Chase Me (Paris Nights Book 2)

“When I said I was the shit, I really only meant I was a badass,” he confided in a whisper.

A little smile curled her mouth while her eyes stayed closed. “I’m sure you are,” she said soothingly. “I mean I’m the one who has to beat terrorists up with pots while you have a gun, but you’re not too bad.”

That was a little bit of a sore point with him right that second, actually. It had taken years off his life when he came out of that office to realize what was happening. Still, she had been magnificent. “God, Vi.”

“Lina’s squirmy cousin. Do you know I once had to push him down the stairs in their building when I was a teenager?”

“He’s the same kind of guy who would throw acid in a little girl’s face for going to school in some other part of the world and pretend it was for God, when it was really because he had a putrid soul.”

“Is Lina going to have a hard time? Be questioned?”

“She’ll certainly be questioned, but since she was clearly fighting him and her own parents had several times reached out to the police about their worries about him, I don’t think she’ll have to deal with any suspicion. Just an attempt to find out as much as they can. You should ask Elias and Brandon. I help gather intel on missions, but I’m not an analyst.”

“Who was the other guy? Are there any other attacks planned?”

“I don’t do interrogation, honey. But I’m pretty sure they’ll find that out. You did good, capturing him alive.”

“His gun jammed, didn’t it?”

Chase nodded, all the hairs on the back of his neck rising yet again. He couldn’t talk about it. His throat and lungs shrank into tiny balls when his brain even ghosted close to what would have happened if Abed’s gun hadn’t jammed.

He’d stayed behind in the office ten seconds to take a deep breath and calm down, and that might have been two seconds too long.

But even if he had followed her immediately, without that stroke of luck with the gun of the first man in, he might not have been able to make a difference. If Abed’s gun hadn’t jammed…he couldn’t draw a gun faster than bullets sprayed from an AK-47.

Vi’s face was very somber. “Damn it. You should have told me.”

“Vi. If any of us believed you were still in danger, we would have kept that restaurant shut down.”

She glared at him.

“Well, we would have, Vi. I’m sorry. I couldn’t tell you, because I was already messing up the covert part of my mission enough as it was. We wanted to shake Al-Mofti loose, not scare him into deep hiding. Vi…for as long as I stay in, there will be plenty of times when I can’t tell you what I’m doing until long after it’s done.”

“I understand that. But this was my restaurant. My people.”

He couldn’t say anything. He understood exactly why it bothered her so much.

She rested her splinted hand over his, curling the finger and thumb around the edge of his palm insofar as she could. Acceptance. He liked it so much. It just uncurled in him like a flower opening, which was the silliest image for a man in his profession, but he liked it way the hell better than all his death and dying metaphors. I can disagree with you and be mad at you and still accept and love you and be glad that you’re alive, that touch said.

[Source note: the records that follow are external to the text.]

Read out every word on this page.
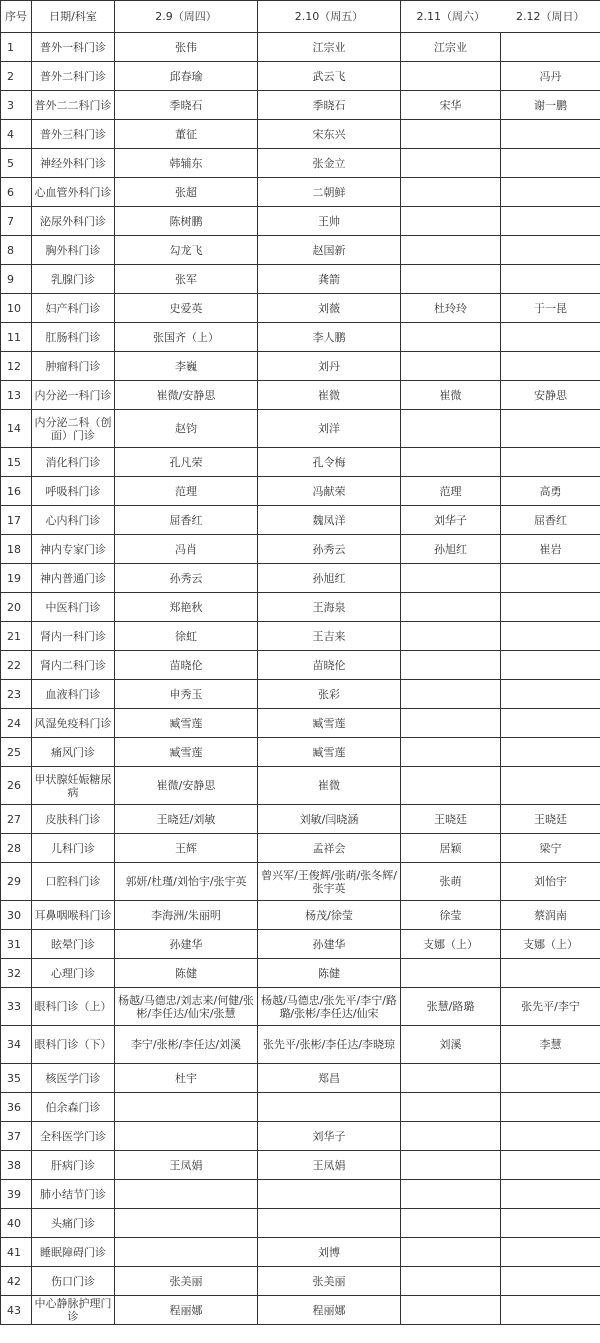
序号	日期/科室	2.9（周四）	2.10（周五）	2.11（周六）	2.12（周日）
1	普外一科门诊	张伟	江宗业	江宗业	
2	普外二科门诊	邱春瑜	武云飞		冯丹
3	普外二二科门诊	季晓石	季晓石	宋华	谢一鹏
4	普外三科门诊	董征	宋东兴		
5	神经外科门诊	韩辅东	张金立		
6	心血管外科门诊	张超	二朝鲜		
7	泌尿外科门诊	陈树鹏	王帅		
8	胸外科门诊	勾龙飞	赵国新		
9	乳腺门诊	张军	龚箭		
10	妇产科门诊	史爱英	刘薇	杜玲玲	于一昆
11	肛肠科门诊	张国齐（上）	李人鹏		
12	肿瘤科门诊	李巍	刘丹		
13	内分泌一科门诊	崔微/安静思	崔微	崔微	安静思
14	内分泌二科（创面）门诊	赵钧	刘洋		
15	消化科门诊	孔凡荣	孔令梅		
16	呼吸科门诊	范理	冯献荣	范理	高勇
17	心内科门诊	屈香红	魏凤洋	刘华子	屈香红
18	神内专家门诊	冯肖	孙秀云	孙旭红	崔岩
19	神内普通门诊	孙秀云	孙旭红		
20	中医科门诊	郑艳秋	王海泉		
21	肾内一科门诊	徐虹	王吉来		
22	肾内二科门诊	苗晓伦	苗晓伦		
23	血液科门诊	申秀玉	张彩		
24	风湿免疫科门诊	臧雪莲	臧雪莲		
25	痛风门诊	臧雪莲	臧雪莲		
26	甲状腺妊娠糖尿病	崔微/安静思	崔微		
27	皮肤科门诊	王晓廷/刘敏	刘敏/闫晓涵	王晓廷	王晓廷
28	儿科门诊	王辉	孟祥会	居颖	梁宁
29	口腔科门诊	郭妍/杜瑾/刘怡宇/张宇英	曾兴军/王俊辉/张萌/张冬辉/张宇英	张萌	刘怡宇
30	耳鼻咽喉科门诊	李海洲/朱丽明	杨茂/徐莹	徐莹	蔡润南
31	眩晕门诊	孙建华	孙建华	支娜（上）	支娜（上）
32	心理门诊	陈健	陈健		
33	眼科门诊（上）	杨越/马德忠/刘志来/何健/张彬/李任达/仙宋/张慧	杨越/马德忠/张先平/李宁/路璐/张彬/李任达/仙宋	张慧/路璐	张先平/李宁
34	眼科门诊（下）	李宁/张彬/李任达/刘溪	张先平/张彬/李任达/李晓琼	刘溪	李慧
35	核医学门诊	杜宇	郑昌		
36	伯余森门诊				
37	全科医学门诊		刘华子		
38	肝病门诊	王凤娟	王凤娟		
39	肺小结节门诊				
40	头痛门诊				
41	睡眠障碍门诊		刘博		
42	伤口门诊	张美丽	张美丽		
43	中心静脉护理门诊	程丽娜	程丽娜		
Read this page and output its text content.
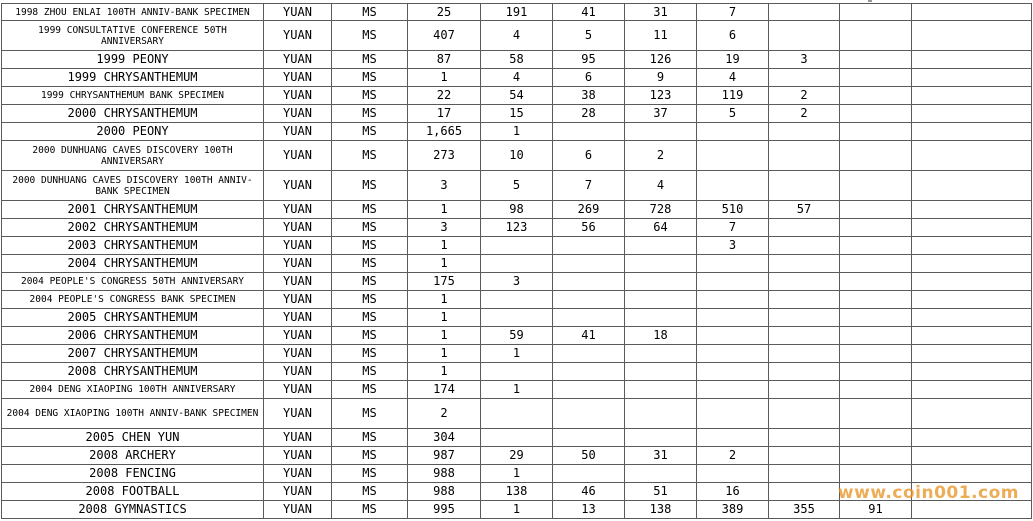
1998 ZHOU ENLAI 100TH ANNIV-BANK SPECIMEN	YUAN	MS	25	191	41	31	7			
1999 CONSULTATIVE CONFERENCE 50TH ANNIVERSARY	YUAN	MS	407	4	5	11	6			
1999 PEONY	YUAN	MS	87	58	95	126	19	3		
1999 CHRYSANTHEMUM	YUAN	MS	1	4	6	9	4			
1999 CHRYSANTHEMUM BANK SPECIMEN	YUAN	MS	22	54	38	123	119	2		
2000 CHRYSANTHEMUM	YUAN	MS	17	15	28	37	5	2		
2000 PEONY	YUAN	MS	1,665	1						
2000 DUNHUANG CAVES DISCOVERY 100TH ANNIVERSARY	YUAN	MS	273	10	6	2				
2000 DUNHUANG CAVES DISCOVERY 100TH ANNIV-BANK SPECIMEN	YUAN	MS	3	5	7	4				
2001 CHRYSANTHEMUM	YUAN	MS	1	98	269	728	510	57		
2002 CHRYSANTHEMUM	YUAN	MS	3	123	56	64	7			
2003 CHRYSANTHEMUM	YUAN	MS	1				3			
2004 CHRYSANTHEMUM	YUAN	MS	1							
2004 PEOPLE'S CONGRESS 50TH ANNIVERSARY	YUAN	MS	175	3						
2004 PEOPLE'S CONGRESS BANK SPECIMEN	YUAN	MS	1							
2005 CHRYSANTHEMUM	YUAN	MS	1							
2006 CHRYSANTHEMUM	YUAN	MS	1	59	41	18				
2007 CHRYSANTHEMUM	YUAN	MS	1	1						
2008 CHRYSANTHEMUM	YUAN	MS	1							
2004 DENG XIAOPING 100TH ANNIVERSARY	YUAN	MS	174	1						
2004 DENG XIAOPING 100TH ANNIV-BANK SPECIMEN	YUAN	MS	2							
2005 CHEN YUN	YUAN	MS	304							
2008 ARCHERY	YUAN	MS	987	29	50	31	2			
2008 FENCING	YUAN	MS	988	1						
2008 FOOTBALL	YUAN	MS	988	138	46	51	16			
2008 GYMNASTICS	YUAN	MS	995	1	13	138	389	355	91	
www.coin001.com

See? He always felt that Vi went straight to his heart. Or maybe it was that their hearts beat in the same way.

“I know it’s stupid that you light up my life so much,” Vi said, and those words light up my life just kind of shot through him, sparkling, “because I only met you a few days ago and we fight half the time. But…I like fighting with you. It’s got zing.” She made a wiggling motion of her fingers into the air, apparently indicative of his zing.

He settled his own hand over her wrist, holding that since they couldn’t hold hands. “Everything about you has zing, Vi. You make me feel as if I’m going snap-crackle-pop all the time.”

“Except sometimes,” she said. “Sometimes you’re like old pajamas.”

Wait, what? “Uh—”

“Like I can be comfortable with you. No matter how tired, or how battered, or how wounded I feel.”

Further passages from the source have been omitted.